Le Tribunal administratif de Montreuil a rejeté la requête de Mme A... contestant le refus du préfet de police de lui délivrer une habilitation pour accéder aux zones de sécurité des aérodromes. Le préfet avait motivé ce refus par l’insuffisance des garanties de moralité et de comportement de l’intéressée, en raison de faits d’introduction de substances prohibées en établissement pénitentiaire. La requérante n’a pas contesté la matérialité ni la gravité de ces faits, se bornant à invoquer sa jeunesse, l’absence de condamnation et les conséquences professionnelles du refus. Le tribunal a estimé que ces moyens étaient manifestement insusceptibles de venir au soutien de la demande ou dépourvus des précisions nécessaires, et a rejeté la requête par ordonnance sur le fondement de l’article R. 222-1, 7° du code de justice administrative.
Texte intégral
Vu la procédure suivante :
Par une requête, enregistrée le 8 août 2025, Mme B... A... demande au tribunal d’annuler la décision du 25 juin 2025 par laquelle le préfet de police a rejeté sa demande d’habilitation en tant que personnel devant accéder aux zones de sécurité à accès réglementé des aérodromes, ensemble la décision du 4 août 2025 rejetant son recours gracieux.
Elle soutient que :
- le refus d’habilitation compromet ses perspectives professionnelles ;
- elle a conscience de la gravité des faits qui lui sont reprochés ;
- aucune condamnation n’est inscrite dans son casier judiciaire et elle n’a pas récidivé.
Vu les autres pièces du dossier.
Vu le code de justice administrative.
Considérant ce qui suit :
Aux termes de l'article R. 222-1 du code de justice administrative : « (…) les présidents de formation de jugement des tribunaux (…) peuvent, par ordonnance : (…) / 7° Rejeter, après l'expiration du délai de recours ou, lorsqu'un mémoire complémentaire a été annoncé, après la production de ce mémoire, les requêtes ne comportant que des moyens de légalité externe manifestement infondés, des moyens irrecevables, des moyens inopérants ou des moyens qui ne sont assortis que de faits manifestement insusceptibles de venir à leur soutien ou ne sont manifestement pas assortis des précisions permettant d'en apprécier le bien-fondé (…) ».

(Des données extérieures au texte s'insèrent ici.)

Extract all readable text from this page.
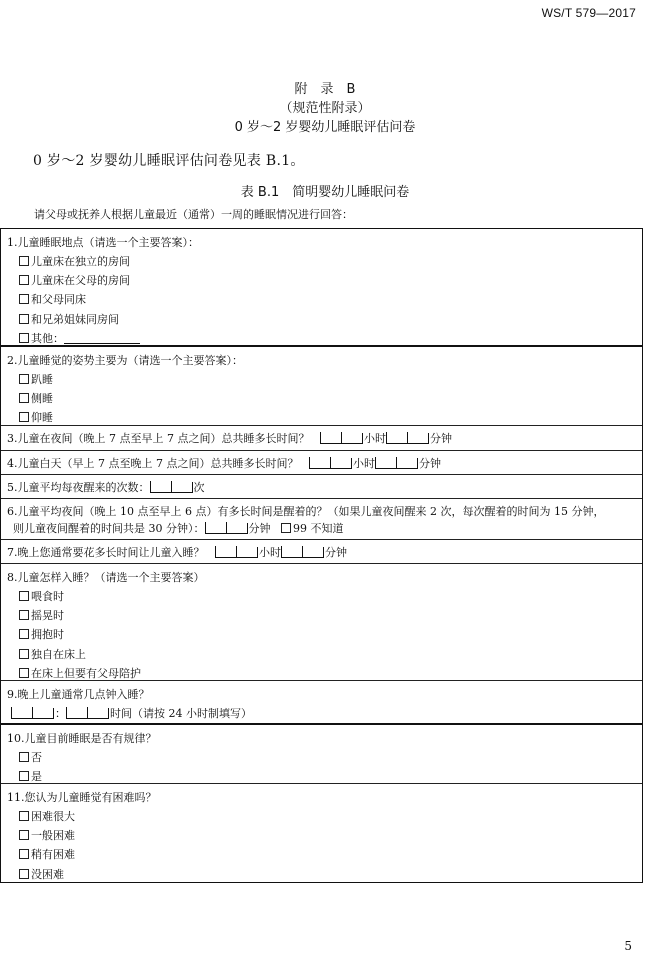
WS/T 579—2017
附　录　B
（规范性附录）
0 岁～2 岁婴幼儿睡眠评估问卷
0 岁～2 岁婴幼儿睡眠评估问卷见表 B.1。
表 B.1　简明婴幼儿睡眠问卷
请父母或抚养人根据儿童最近（通常）一周的睡眠情况进行回答：
1.儿童睡眠地点（请选一个主要答案）：
儿童床在独立的房间
儿童床在父母的房间
和父母同床
和兄弟姐妹同房间
其他：
2.儿童睡觉的姿势主要为（请选一个主要答案）：
趴睡
侧睡
仰睡
3.儿童在夜间（晚上 7 点至早上 7 点之间）总共睡多长时间？	小时	分钟
4.儿童白天（早上 7 点至晚上 7 点之间）总共睡多长时间？	小时	分钟
5.儿童平均每夜醒来的次数：	次
6.儿童平均夜间（晚上 10 点至早上 6 点）有多长时间是醒着的？（如果儿童夜间醒来 2 次，每次醒着的时间为 15 分钟，
则儿童夜间醒着的时间共是 30 分钟）：	分钟 99 不知道
7.晚上您通常要花多长时间让儿童入睡？	小时	分钟
8.儿童怎样入睡？（请选一个主要答案）
喂食时
摇晃时
拥抱时
独自在床上
在床上但要有父母陪护
9.晚上儿童通常几点钟入睡？
：	时间（请按 24 小时制填写）
10.儿童目前睡眠是否有规律？
否
是
11.您认为儿童睡觉有困难吗？
困难很大
一般困难
稍有困难
没困难
5
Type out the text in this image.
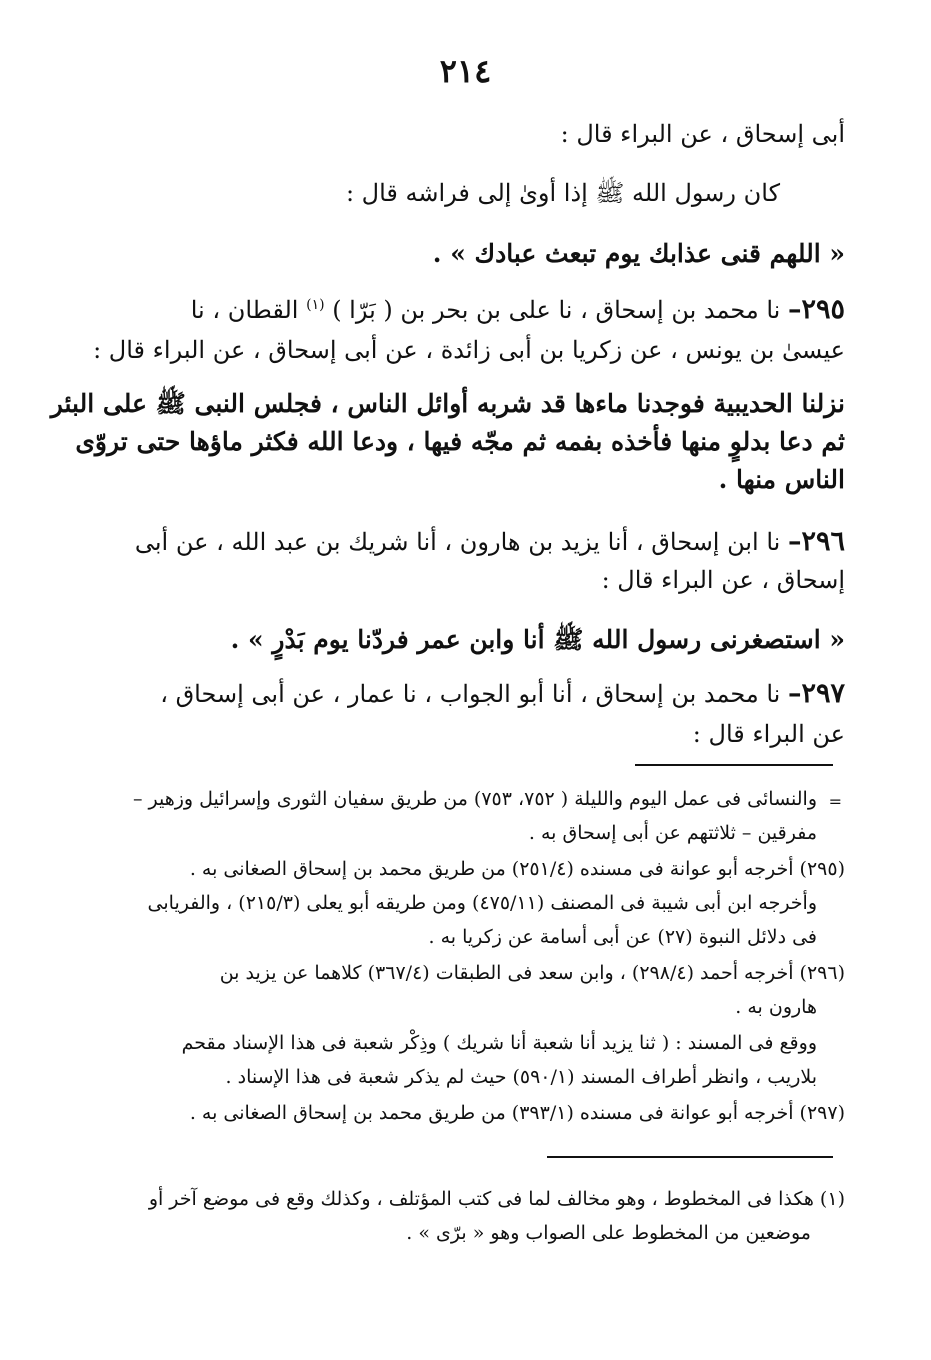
٢١٤
أبى إسحاق ، عن البراء قال :
كان رسول الله ﷺ إذا أوىٰ إلى فراشه قال :
« اللهم قنى عذابك يوم تبعث عبادك » .
٢٩٥– نا محمد بن إسحاق ، نا على بن بحر بن ( بَرّا ) $^{(١)}$ القطان ، نا
عيسىٰ بن يونس ، عن زكريا بن أبى زائدة ، عن أبى إسحاق ، عن البراء قال :
نزلنا الحديبية فوجدنا ماءها قد شربه أوائل الناس ، فجلس النبى ﷺ على البئر
ثم دعا بدلوٍ منها فأخذه بفمه ثم مجّه فيها ، ودعا الله فكثر ماؤها حتى تروّى
الناس منها .
٢٩٦– نا ابن إسحاق ، أنا يزيد بن هارون ، أنا شريك بن عبد الله ، عن أبى
إسحاق ، عن البراء قال :
« استصغرنى رسول الله ﷺ أنا وابن عمر فردّنا يوم بَدْرٍ » .
٢٩٧– نا محمد بن إسحاق ، أنا أبو الجواب ، نا عمار ، عن أبى إسحاق ،
عن البراء قال :
=
والنسائى فى عمل اليوم والليلة ( ٧٥٢، ٧٥٣) من طريق سفيان الثورى وإسرائيل وزهير –
مفرقين – ثلاثتهم عن أبى إسحاق به .
(٢٩٥) أخرجه أبو عوانة فى مسنده (٢٥١/٤) من طريق محمد بن إسحاق الصغانى به .
وأخرجه ابن أبى شيبة فى المصنف (٤٧٥/١١) ومن طريقه أبو يعلى (٢١٥/٣) ، والفريابى
فى دلائل النبوة (٢٧) عن أبى أسامة عن زكريا به .
(٢٩٦) أخرجه أحمد (٢٩٨/٤) ، وابن سعد فى الطبقات (٣٦٧/٤) كلاهما عن يزيد بن
هارون به .
ووقع فى المسند : ( ثنا يزيد أنا شعبة أنا شريك ) وذِكْر شعبة فى هذا الإسناد مقحم
بلاريب ، وانظر أطراف المسند (٥٩٠/١) حيث لم يذكر شعبة فى هذا الإسناد .
(٢٩٧) أخرجه أبو عوانة فى مسنده (٣٩٣/١) من طريق محمد بن إسحاق الصغانى به .
(١) هكذا فى المخطوط ، وهو مخالف لما فى كتب المؤتلف ، وكذلك وقع فى موضع آخر أو
موضعين من المخطوط على الصواب وهو « برّى » .
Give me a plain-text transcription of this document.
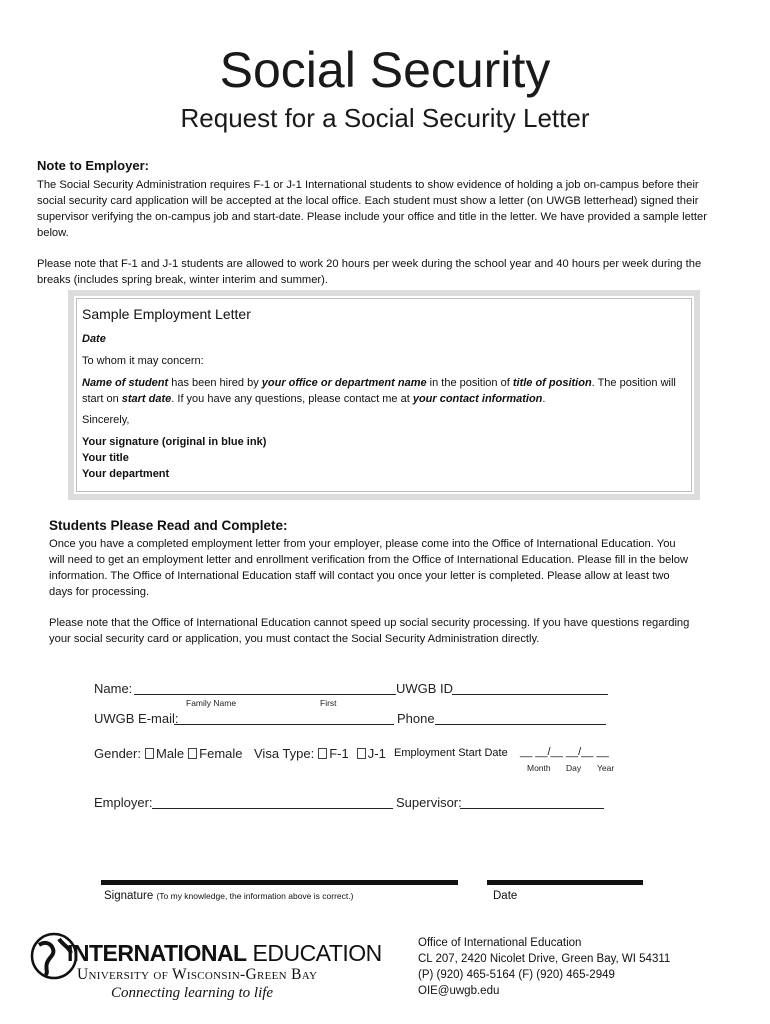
Social Security
Request for a Social Security Letter
Note to Employer:
The Social Security Administration requires F-1 or J-1 International students to show evidence of holding a job on-campus before their
social security card application will be accepted at the local office. Each student must show a letter (on UWGB letterhead) signed their
supervisor verifying the on-campus job and start-date. Please include your office and title in the letter. We have provided a sample letter
below.
Please note that F-1 and J-1 students are allowed to work 20 hours per week during the school year and 40 hours per week during the
breaks (includes spring break, winter interim and summer).
Sample Employment Letter
Date
To whom it may concern:
Name of student has been hired by your office or department name in the position of title of position. The position will
start on start date. If you have any questions, please contact me at your contact information.
Sincerely,
Your signature (original in blue ink)
Your title
Your department
Students Please Read and Complete:
Once you have a completed employment letter from your employer, please come into the Office of International Education. You
will need to get an employment letter and enrollment verification from the Office of International Education. Please fill in the below
information. The Office of International Education staff will contact you once your letter is completed. Please allow at least two
days for processing.
Please note that the Office of International Education cannot speed up social security processing. If you have questions regarding
your social security card or application, you must contact the Social Security Administration directly.
Name:	UWGB ID
Family Name	First
UWGB E-mail:	Phone
Gender: Male Female Visa Type: F-1 J-1 Employment Start Date __ __/__ __/__ __
Month Day Year
Employer:	Supervisor:
Signature (To my knowledge, the information above is correct.)	Date
INTERNATIONAL EDUCATION
University of Wisconsin-Green Bay
Connecting learning to life
Office of International Education
CL 207, 2420 Nicolet Drive, Green Bay, WI 54311
(P) (920) 465-5164 (F) (920) 465-2949
OIE@uwgb.edu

Il ressort des pièces du dossier que le préfet de police a refusé de délivrer l’habilitation demandée à Mme A... au motif que sa moralité et son comportement ne présentent pas les garanties requises au regard des exigences de sécurité et d’ordre public et ne sont pas compatibles avec l’exercice d’une activité dans une zone sécurisée d’un aérodrome. Mme A..., qui ne conteste ni l’existence, ni la gravité des faits retenus par le préfet, lesquels se rapportent à l’introduction de substances prohibées dans un établissement pénitentiaire, se borne à faire état de sa jeunesse et de la mauvaise influence de son entourage. Si la requérante fait encore état des conséquences d’un refus d’habilitation sur ses projets professionnels et de l’absence de récidive, la présente requête ne comporte que des moyens qui ne sont assortis que de faits manifestement insusceptibles de venir à leur soutien ou qui ne sont manifestement pas assortis des précisions permettant d'en apprécier le bien-fondé. Dans ces conditions, sa requête ne peut qu’être rejetée par ordonnance en application des dispositions précitées du 7° de l’article R. 222-1 du code de justice administrative
O R D O N N E :
Article 1er : La requête de Mme A... est rejetée.
Article 2 : La présente ordonnance sera notifiée à Mme B... A....
Fait à Montreuil, le 24 Octobre 2025
Le président de la 9ème chambre,
J.-M. Guérin-Lebacq
La République mande et ordonne au ministre de l’intérieur en ce qui le concerne ou à tous commissaires de justice à ce requis en ce qui concerne les voies de droit commun contre les parties privées, de pourvoir à l’exécution de la présente décision.